A wind threw the door onto him, shoving him against the stack. And night spilled in. Snow stung his face. He forced the door against the wind and the latch clanged shut. He clung to the chimney post. But night was in the room, a sheet of darkness, flapping from wall to wall. It changed shape, swirling, flowing. It dropped to the ground and ruckled over the floor bricks; then up to the joists and beams of the ceiling; hung, fell, humped. It shrieked, reared against the chimney opening, but did not enter. It surged through the house by cracks and gaps in the timbers, out under the eaves. There was a whispering, silence, and on the floor snow melted to tears.
“My name,” said the man, “is Treacle Walker.”
Other reviewers can tell of how Treacle Walker is the capstone to author Alan Garner’s career — others do explain how this interplays with Garner’s children’s books and carves its place in the history of English folklore — but I haven’t read Garner before, I am not particularly knowledgeable about English folklore, and taken as a standalone artefact, this read was pleasantly weird, but made no deep impression on me. I am glad to have picked this up — I was completely entranced for the short while this took to read and would not speak against the reading experience — but there was no payoff for me in the end. From my own limited perspective, not a Booker winner.
“Treacle Walker?” said Thin Amren. “Treacle Walker? Me know that pickthank psychopomp? I know him, so I do. I know him. Him with his pots for rags and his bag and his bone and his doddering nag and nookshotten cart and catchpenny oddments. Treacle Walker? I’d not trust that one’s arse with a fart.”
Young Joe Coppock has a lazy eye and a collection of eggs and a pocketful of marbles, and when from his bed by the chimneypiece he hears the call of rag and bone for donkeystone, he scrambles out to the yard with some old pyjamas and a lamb’s shoulder, meeting Treacle Walker for the first time. They make an exchange (Joe chooses a cracked and crazed old jar and the promised donkeystone [an embossed brick used for polishing stone steps]), and Joe accidentally unleashes magic upon himself (the jar contains paste that charms his weaker eye and the donkeystone enchants his doorway), and strange events ensue. There’s something otherworldly and othertimely about the narrative and it’s unclear whether the events are even happening in our known world (Is Joe dead and in some kind of limbo, are these characters from a fairytale where magic exists, or is Joe merely an actor in Thin Amren’s dream?). And with language that bordered on the Jabberwockyish, there was an off-kilter vibe that I enjoyed in the moment — I definitely wanted to know what was going to happen — but again, it didn’t seem to go anywhere.

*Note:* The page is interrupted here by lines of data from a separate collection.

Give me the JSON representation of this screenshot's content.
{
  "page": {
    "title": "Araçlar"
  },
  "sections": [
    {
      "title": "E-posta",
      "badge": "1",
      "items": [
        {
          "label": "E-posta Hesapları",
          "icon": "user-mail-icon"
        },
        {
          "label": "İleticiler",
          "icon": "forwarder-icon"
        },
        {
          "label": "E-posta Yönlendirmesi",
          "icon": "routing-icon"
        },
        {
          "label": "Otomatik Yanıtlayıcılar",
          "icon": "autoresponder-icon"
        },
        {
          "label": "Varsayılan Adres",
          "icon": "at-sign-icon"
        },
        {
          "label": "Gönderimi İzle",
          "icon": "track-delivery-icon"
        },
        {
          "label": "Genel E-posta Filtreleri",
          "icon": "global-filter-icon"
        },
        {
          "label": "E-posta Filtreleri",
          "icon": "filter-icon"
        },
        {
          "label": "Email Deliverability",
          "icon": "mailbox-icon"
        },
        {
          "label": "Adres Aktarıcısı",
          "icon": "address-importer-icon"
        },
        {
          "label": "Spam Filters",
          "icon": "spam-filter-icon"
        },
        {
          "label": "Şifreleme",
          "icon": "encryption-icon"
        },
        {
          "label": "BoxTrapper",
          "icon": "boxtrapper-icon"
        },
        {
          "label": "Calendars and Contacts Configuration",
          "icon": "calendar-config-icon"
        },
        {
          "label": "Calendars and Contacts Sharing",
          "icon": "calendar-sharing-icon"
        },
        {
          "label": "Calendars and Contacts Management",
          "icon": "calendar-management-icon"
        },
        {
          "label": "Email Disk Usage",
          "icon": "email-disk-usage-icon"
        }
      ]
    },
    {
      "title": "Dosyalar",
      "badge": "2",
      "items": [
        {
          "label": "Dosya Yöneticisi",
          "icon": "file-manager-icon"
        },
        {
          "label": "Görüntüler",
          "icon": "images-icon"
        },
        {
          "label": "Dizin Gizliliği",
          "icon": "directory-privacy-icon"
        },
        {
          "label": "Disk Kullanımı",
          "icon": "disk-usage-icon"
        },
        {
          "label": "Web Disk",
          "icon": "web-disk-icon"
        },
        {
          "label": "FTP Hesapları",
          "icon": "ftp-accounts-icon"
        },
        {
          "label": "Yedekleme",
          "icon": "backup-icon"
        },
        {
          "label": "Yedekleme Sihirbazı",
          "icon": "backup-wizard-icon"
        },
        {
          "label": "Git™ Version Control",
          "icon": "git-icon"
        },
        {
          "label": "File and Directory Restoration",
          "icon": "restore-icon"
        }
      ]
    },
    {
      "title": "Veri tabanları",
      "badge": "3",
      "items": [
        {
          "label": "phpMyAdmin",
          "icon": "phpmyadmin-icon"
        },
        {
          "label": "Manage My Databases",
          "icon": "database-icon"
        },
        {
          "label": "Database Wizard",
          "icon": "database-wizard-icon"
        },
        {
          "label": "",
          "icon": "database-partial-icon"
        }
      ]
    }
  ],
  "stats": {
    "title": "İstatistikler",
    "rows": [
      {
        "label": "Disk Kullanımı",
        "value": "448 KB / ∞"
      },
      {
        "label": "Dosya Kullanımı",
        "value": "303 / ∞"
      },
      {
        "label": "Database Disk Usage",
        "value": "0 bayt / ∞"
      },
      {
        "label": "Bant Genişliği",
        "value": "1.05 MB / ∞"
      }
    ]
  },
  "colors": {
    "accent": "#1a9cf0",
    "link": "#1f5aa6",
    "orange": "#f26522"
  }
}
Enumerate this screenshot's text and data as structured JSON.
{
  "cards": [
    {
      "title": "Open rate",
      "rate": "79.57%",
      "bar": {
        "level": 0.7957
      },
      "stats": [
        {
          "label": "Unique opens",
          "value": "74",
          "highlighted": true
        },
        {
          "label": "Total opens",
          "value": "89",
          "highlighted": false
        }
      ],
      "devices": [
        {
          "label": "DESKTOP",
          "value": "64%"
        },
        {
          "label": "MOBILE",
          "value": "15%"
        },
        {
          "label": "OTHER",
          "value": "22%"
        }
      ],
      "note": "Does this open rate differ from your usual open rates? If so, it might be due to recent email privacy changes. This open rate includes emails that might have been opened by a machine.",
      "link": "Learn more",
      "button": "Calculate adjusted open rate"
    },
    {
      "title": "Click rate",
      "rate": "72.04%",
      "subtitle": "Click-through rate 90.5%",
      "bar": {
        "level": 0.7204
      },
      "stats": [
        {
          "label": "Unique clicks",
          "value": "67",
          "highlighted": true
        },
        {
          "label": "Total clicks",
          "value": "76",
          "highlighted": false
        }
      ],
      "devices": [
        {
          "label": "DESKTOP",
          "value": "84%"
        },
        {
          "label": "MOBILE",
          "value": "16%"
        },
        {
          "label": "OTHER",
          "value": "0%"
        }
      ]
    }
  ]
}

“You have the glamourie,” said the man. “In just the one. And that’s no bad thing, if you have the knowing. She’ll be the governor while you learn the hang of it, and when you’ve got that you’ll be fine as filliloo. But you need the both of them. What sees is seen.”
Much of what Garner writes about is from real life — from the donkeystones to old comic strip characters that come to life — but while I was a big fan of Max Porter’s Booker-nominated Lanny (which similarly pitted a youngster against a character from traditional English folklore), there was no foothold in reality with Treacle Walker, and as a result, I felt no stakes for Joe Coppock: he could summon the cuckoo with a bone flute and follow it through the Chesire bogs with his glamourie ‘til the Brit Basher caught Stonehenge Kit, and none of it made my heart race. A fine and pleasurable reading experience, but it doesn’t add up to much (for me) in the end.